The ACR20 is a composite measure defined as both improvement of 20% in the number of tender and number of swollen joints, and a 20% improvement in three of the following five criteria: patient global assessment, physician global assessment, functional ability measure [most often Health Assessment Questionnaire (HAQ)], visual analog pain scale, and erythrocyte sedimentation rate or C-reactive protein (CRP).

In both trials, the ACR20 response was set as the primary endpoint and assessed after 24 weeks. Secondary endpoints included the Health assessment questionnaire disability index (HAD-DI), which represents a measure of physical function and the proportion of patients achieving minimal disease activity (MDA).

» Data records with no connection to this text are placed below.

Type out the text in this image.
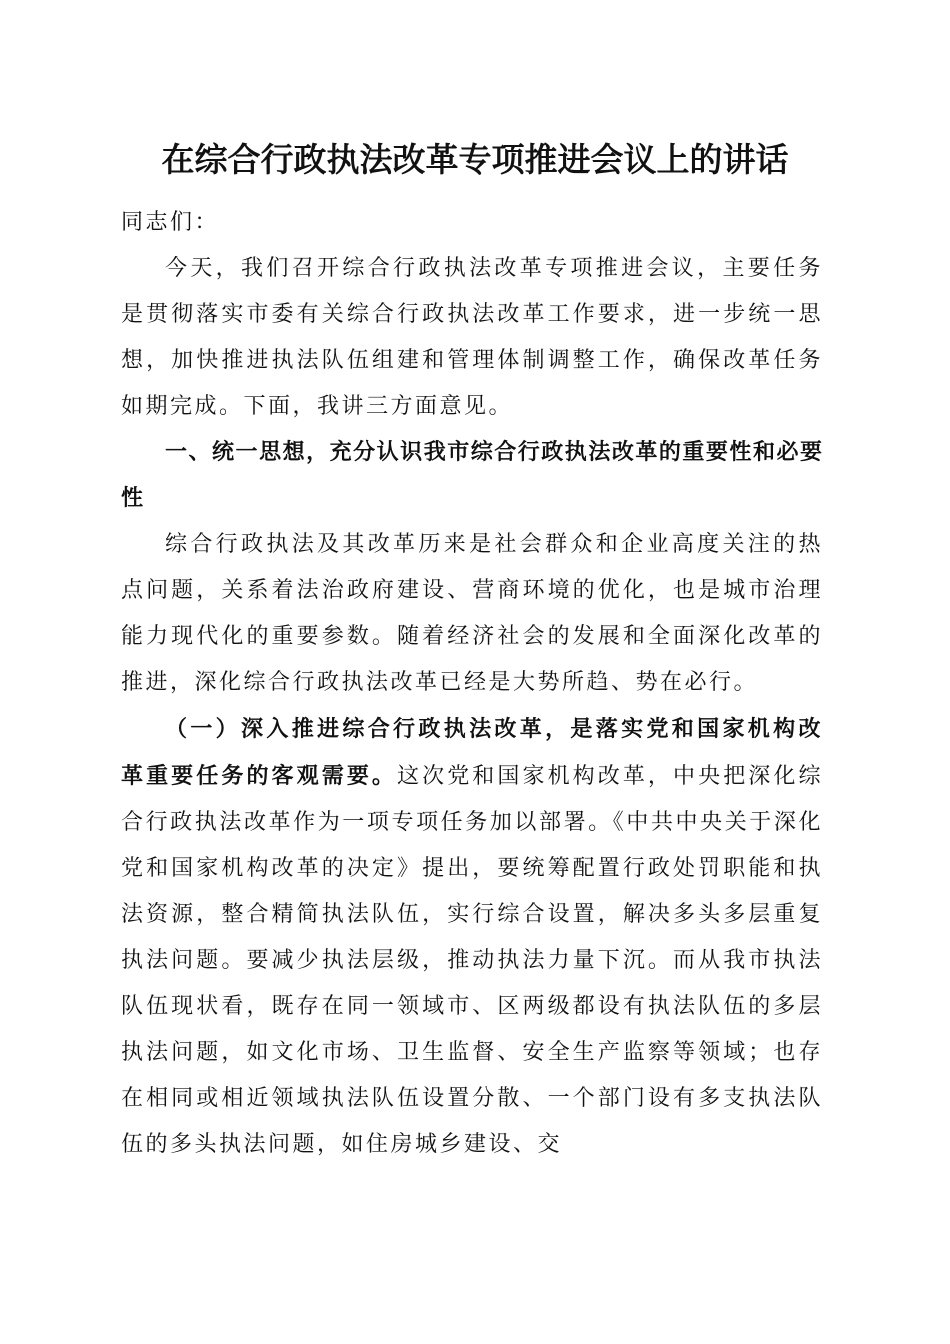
在综合行政执法改革专项推进会议上的讲话

同志们：

今天，我们召开综合行政执法改革专项推进会议，主要任务是贯彻落实市委有关综合行政执法改革工作要求，进一步统一思想，加快推进执法队伍组建和管理体制调整工作，确保改革任务如期完成。下面，我讲三方面意见。

一、统一思想，充分认识我市综合行政执法改革的重要性和必要性

综合行政执法及其改革历来是社会群众和企业高度关注的热点问题，关系着法治政府建设、营商环境的优化，也是城市治理能力现代化的重要参数。随着经济社会的发展和全面深化改革的推进，深化综合行政执法改革已经是大势所趋、势在必行。

（一）深入推进综合行政执法改革，是落实党和国家机构改革重要任务的客观需要。这次党和国家机构改革，中央把深化综合行政执法改革作为一项专项任务加以部署。《中共中央关于深化党和国家机构改革的决定》提出，要统筹配置行政处罚职能和执法资源，整合精简执法队伍，实行综合设置，解决多头多层重复执法问题。要减少执法层级，推动执法力量下沉。而从我市执法队伍现状看，既存在同一领域市、区两级都设有执法队伍的多层执法问题，如文化市场、卫生监督、安全生产监察等领域；也存在相同或相近领域执法队伍设置分散、一个部门设有多支执法队伍的多头执法问题，如住房城乡建设、交
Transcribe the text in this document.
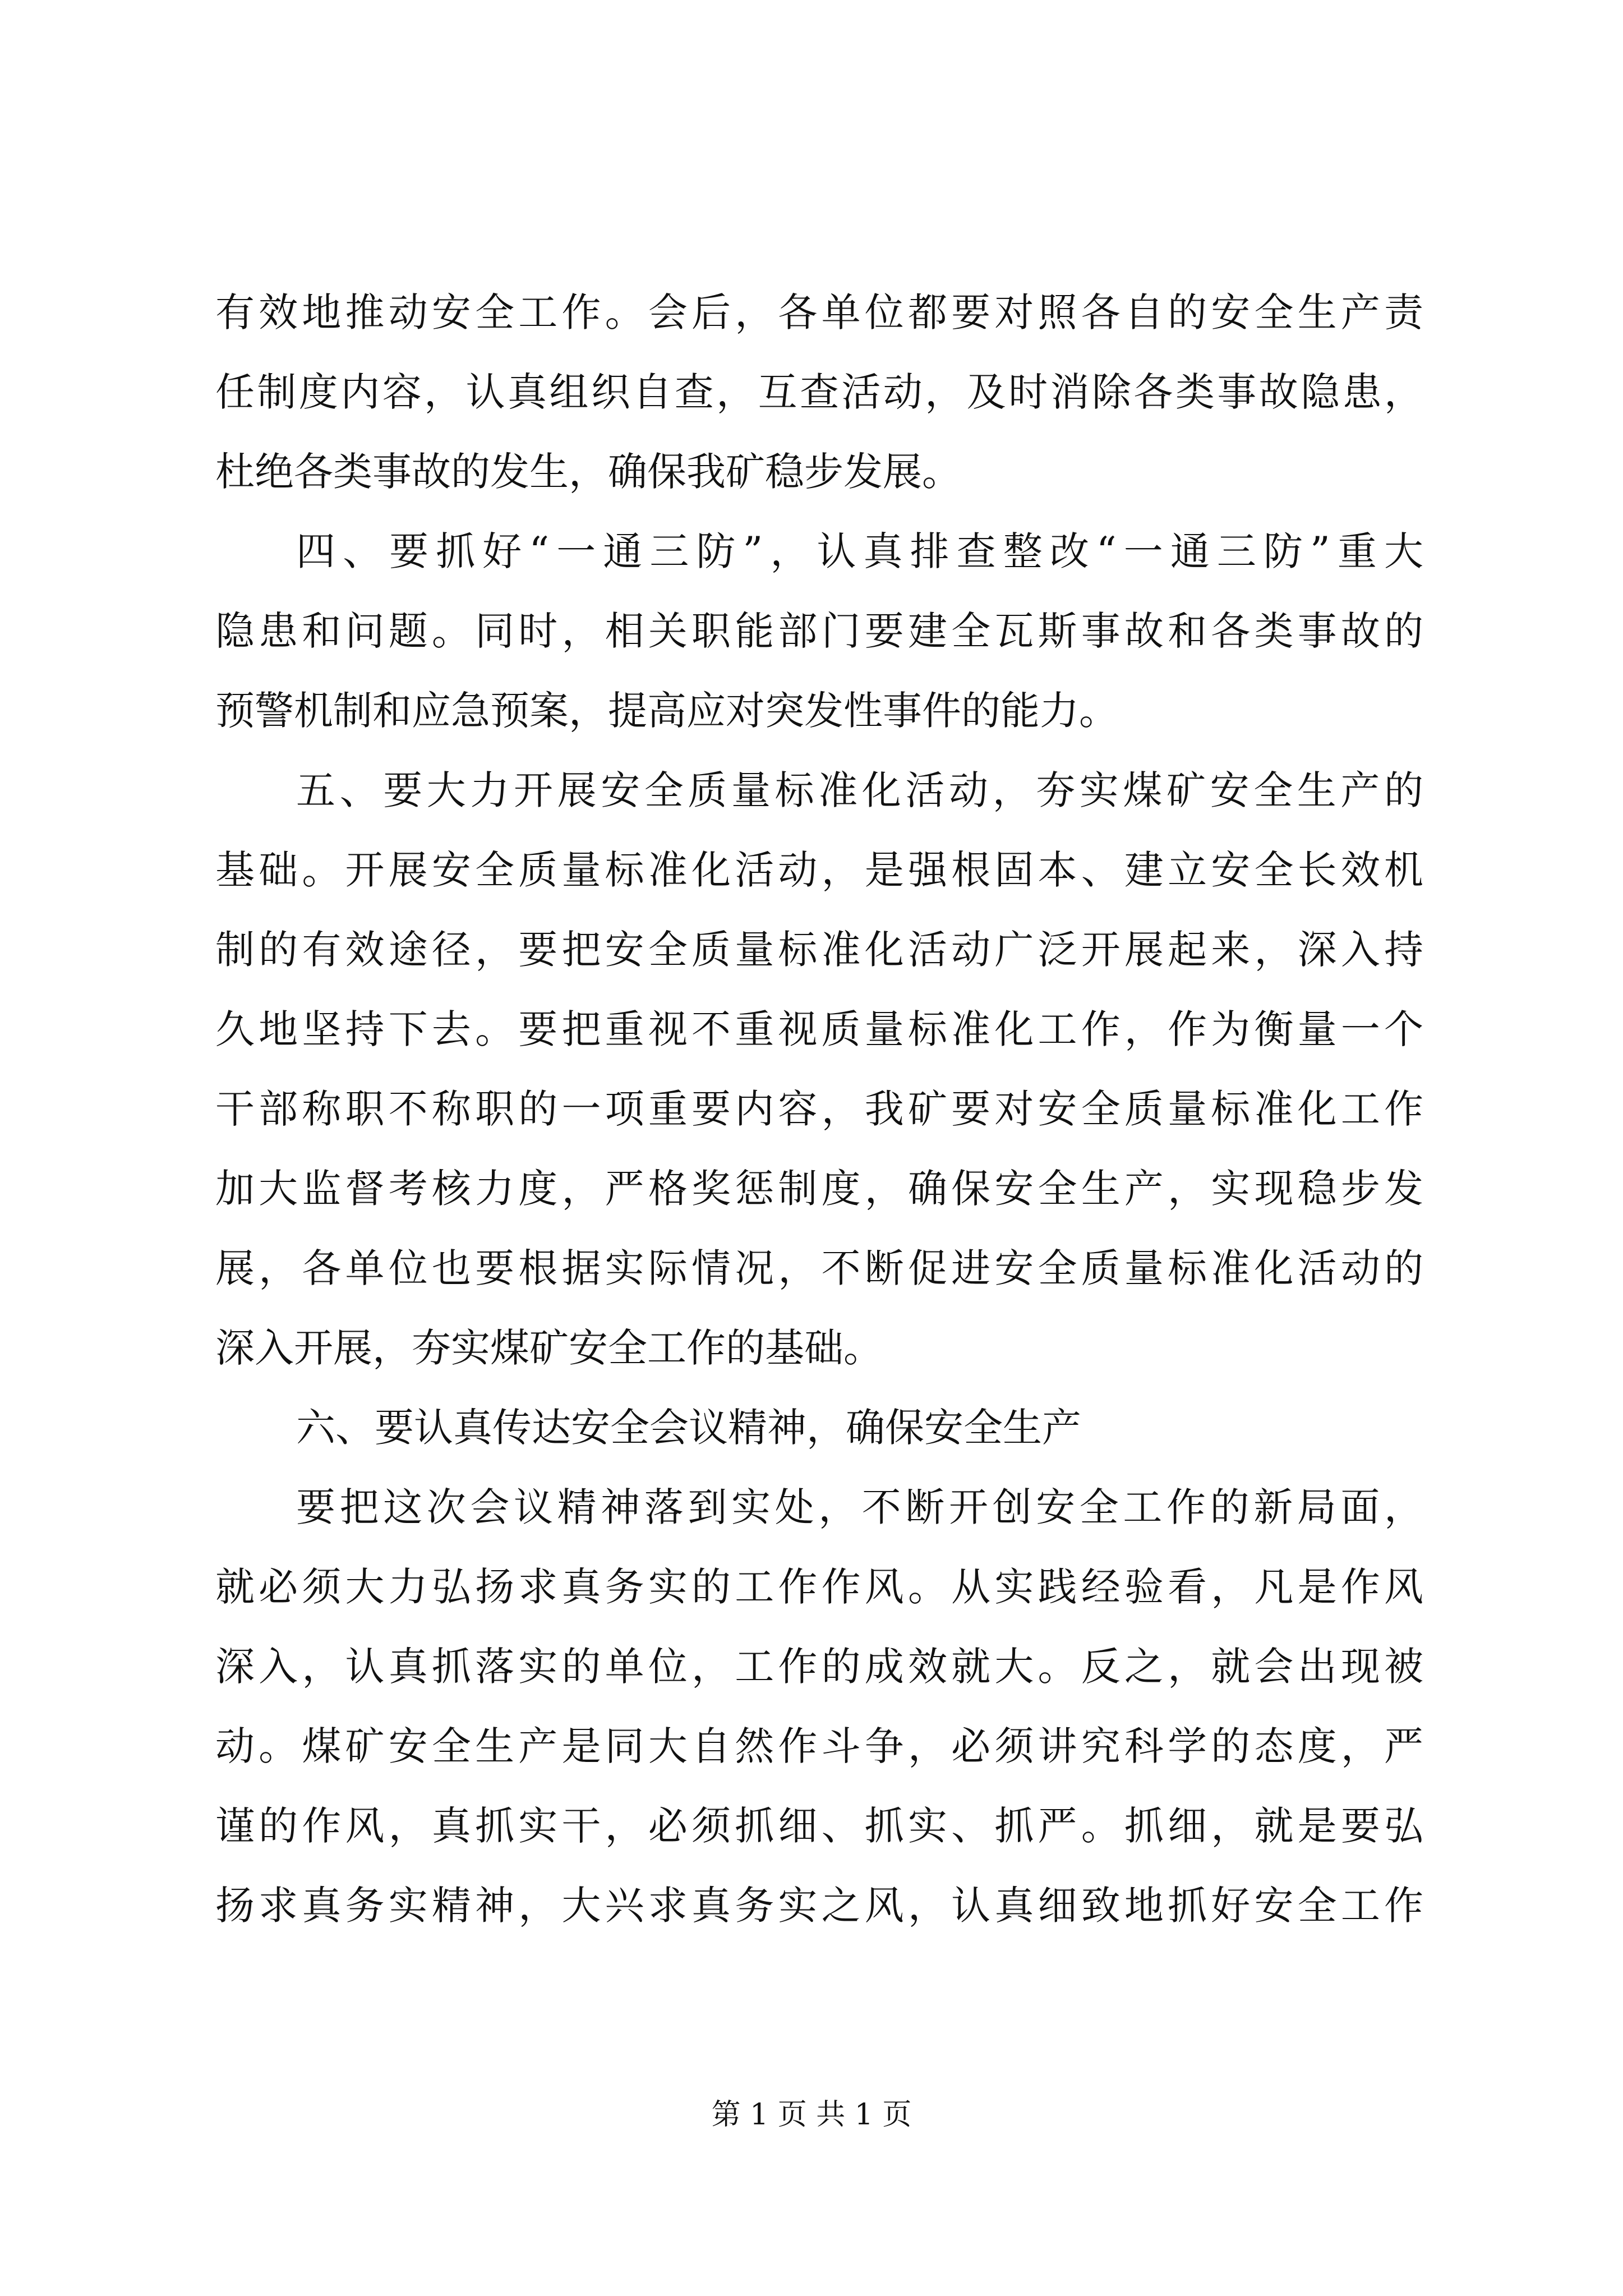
有效地推动安全工作。会后，各单位都要对照各自的安全生产责
任制度内容，认真组织自查，互查活动，及时消除各类事故隐患，
杜绝各类事故的发生，确保我矿稳步发展。
四、要抓好“一通三防”，认真排查整改“一通三防”重大
隐患和问题。同时，相关职能部门要建全瓦斯事故和各类事故的
预警机制和应急预案，提高应对突发性事件的能力。
五、要大力开展安全质量标准化活动，夯实煤矿安全生产的
基础。开展安全质量标准化活动，是强根固本、建立安全长效机
制的有效途径，要把安全质量标准化活动广泛开展起来，深入持
久地坚持下去。要把重视不重视质量标准化工作，作为衡量一个
干部称职不称职的一项重要内容，我矿要对安全质量标准化工作
加大监督考核力度，严格奖惩制度，确保安全生产，实现稳步发
展，各单位也要根据实际情况，不断促进安全质量标准化活动的
深入开展，夯实煤矿安全工作的基础。
六、要认真传达安全会议精神，确保安全生产
要把这次会议精神落到实处，不断开创安全工作的新局面，
就必须大力弘扬求真务实的工作作风。从实践经验看，凡是作风
深入，认真抓落实的单位，工作的成效就大。反之，就会出现被
动。煤矿安全生产是同大自然作斗争，必须讲究科学的态度，严
谨的作风，真抓实干，必须抓细、抓实、抓严。抓细，就是要弘
扬求真务实精神，大兴求真务实之风，认真细致地抓好安全工作
第 1 页 共 1 页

In KEEPsAKE-1 (KS1) and KEEPsAKE-2 (KS2), 57.3% and 51.3% of patients respectively, given risankizumab achieved the primary endpoint compared to 33.5% and 26.5% receiving placebo (p<0.001).

Similarly, improvements in HAQ-DI of -0.31 (KSI) and -0.22 (KS2) compared with -0.11 and -0.05, in the respective placebo groups was seen at week 24 (p<0.001). Finally, 25% (KS1) and 25.6% (KS2) of Skyrizi patients achieved MDA, compared to 10.2% (KS1) and 11.4% (KS2) of those on placebo (p<0.001).

In terms of safety, serious adverse events occurred in 2.5% (KS1) and 4% (KS2) of patients given Skyrizi although this was comparable to the placebo rate (3.7% and 5.5%, KSI and KS2).

According to the EMA approval, Skyrizi can be used either alone or in combination with methotrexate.